局入りした殿がエレベーターへ向かうあいだ、付き人は車のトランクから必要なものを素早く取り出し、急いで殿を追っかけます。
そして、エレベーターの中で、殿の様子をチラリとうかがい、本日の殿のご機嫌などを推測するのです。
この日の殿は〈いたって機嫌よし!〉とわたくしは判断いたしました。
エレベーターを楽屋のフロアで降り、楽屋へと向かうと、楽屋前には、プロデューサー、ディレクター、ADさんなどなど、かなりの数のスタッフさんが、殿を出迎えます。
殿はせっかちな性格ゆえ、楽屋に入るとすぐにヒゲを剃り、台本などをチェックし、着替えも済ませ、本番への準備を万端にいたします。
で、この日の収録は生放送であり、その前に生放送中で使う1分程のVTR撮りがあるため、殿は素早く“誰が見てもおかしな格好”に着替えられると、ご自身が喋る原稿をチェックし、すぐにカメラの前に立ったのでした。この間、楽屋に入られてからわずか5分。殿はいついかなる時でも、芸人のスイッチをオンにできる方なのです。
1分程度のVTR収録が終わり、殿はもう一度、私服に着替えられると本日の生放送の打ち合わせを済ませます。
この打ち合わせが20分程度。それが終わると、本番までの1時間半を楽屋にてリラックスして待ちます。

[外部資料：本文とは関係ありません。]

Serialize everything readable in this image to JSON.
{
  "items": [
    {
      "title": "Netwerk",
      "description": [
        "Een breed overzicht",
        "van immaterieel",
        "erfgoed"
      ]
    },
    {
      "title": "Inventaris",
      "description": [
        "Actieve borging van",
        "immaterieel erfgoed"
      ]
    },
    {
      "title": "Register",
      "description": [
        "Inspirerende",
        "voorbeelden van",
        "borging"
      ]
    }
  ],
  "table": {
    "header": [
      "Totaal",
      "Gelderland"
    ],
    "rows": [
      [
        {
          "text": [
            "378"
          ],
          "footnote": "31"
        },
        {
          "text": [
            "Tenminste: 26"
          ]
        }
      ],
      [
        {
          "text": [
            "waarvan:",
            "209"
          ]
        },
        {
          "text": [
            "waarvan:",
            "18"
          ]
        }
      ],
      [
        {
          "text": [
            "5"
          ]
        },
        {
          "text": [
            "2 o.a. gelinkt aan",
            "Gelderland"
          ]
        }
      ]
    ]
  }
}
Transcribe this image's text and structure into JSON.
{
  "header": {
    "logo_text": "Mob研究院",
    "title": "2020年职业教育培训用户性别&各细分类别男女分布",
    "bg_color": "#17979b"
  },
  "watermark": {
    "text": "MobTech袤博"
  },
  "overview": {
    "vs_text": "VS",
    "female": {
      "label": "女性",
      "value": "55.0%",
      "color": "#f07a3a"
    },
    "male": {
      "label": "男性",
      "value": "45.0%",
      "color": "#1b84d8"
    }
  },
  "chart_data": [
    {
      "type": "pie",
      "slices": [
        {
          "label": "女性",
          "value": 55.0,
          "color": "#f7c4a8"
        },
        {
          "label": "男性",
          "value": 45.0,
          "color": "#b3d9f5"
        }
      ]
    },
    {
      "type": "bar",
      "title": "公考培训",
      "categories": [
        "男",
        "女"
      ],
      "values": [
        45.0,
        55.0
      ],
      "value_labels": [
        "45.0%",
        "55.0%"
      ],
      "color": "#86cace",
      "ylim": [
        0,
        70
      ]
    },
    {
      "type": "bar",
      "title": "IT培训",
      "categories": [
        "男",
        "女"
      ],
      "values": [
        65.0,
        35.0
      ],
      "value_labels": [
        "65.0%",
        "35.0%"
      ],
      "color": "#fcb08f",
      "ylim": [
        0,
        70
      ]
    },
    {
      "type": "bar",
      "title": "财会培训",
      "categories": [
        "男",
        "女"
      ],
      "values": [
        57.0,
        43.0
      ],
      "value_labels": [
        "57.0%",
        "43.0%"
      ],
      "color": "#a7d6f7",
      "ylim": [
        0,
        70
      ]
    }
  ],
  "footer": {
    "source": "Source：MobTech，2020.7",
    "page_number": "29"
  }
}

その間に必ず殿が発するのは、「最近なんか変わったことねーか?」といった質問であり、わたくし、こういった時、常に1つぐらいは何かしら殿が食いつきそうな話題を一応は用意しておきます。
で、この日も案の定、
「最近なんか変わったことねーか?」
と殿が聞いてこられたため、まずは、
「殿、お気づきだとは思いますが、アサヒ芸能の企画で使う写真を先ほどから何点か撮らせていただいてます。すいませんが、まだ何枚かお撮りしますのでよろしくお願いします」
といった、〈今、言うの?事前にちゃんと殿に伝えとけよ!〉といったツッコミが方々から聞こえてきそうな“場当たり的企画”の内容を打ち明けると、
「アサ芸の連載は好評か?」
「はい、おかげさまで」
「じゃー、サービスしてやるか」
といった会話に発展し、殿はおどけたポーズをとり、わたくしにシャッターを押すよう促してきたのです。そして、
「おい、アサ芸に言っとけよ。サービスしたんだからよ、今後、俺のゴシップは載せないようにって」
と、例によって愛嬌たっぷりにおっしゃられたのでした。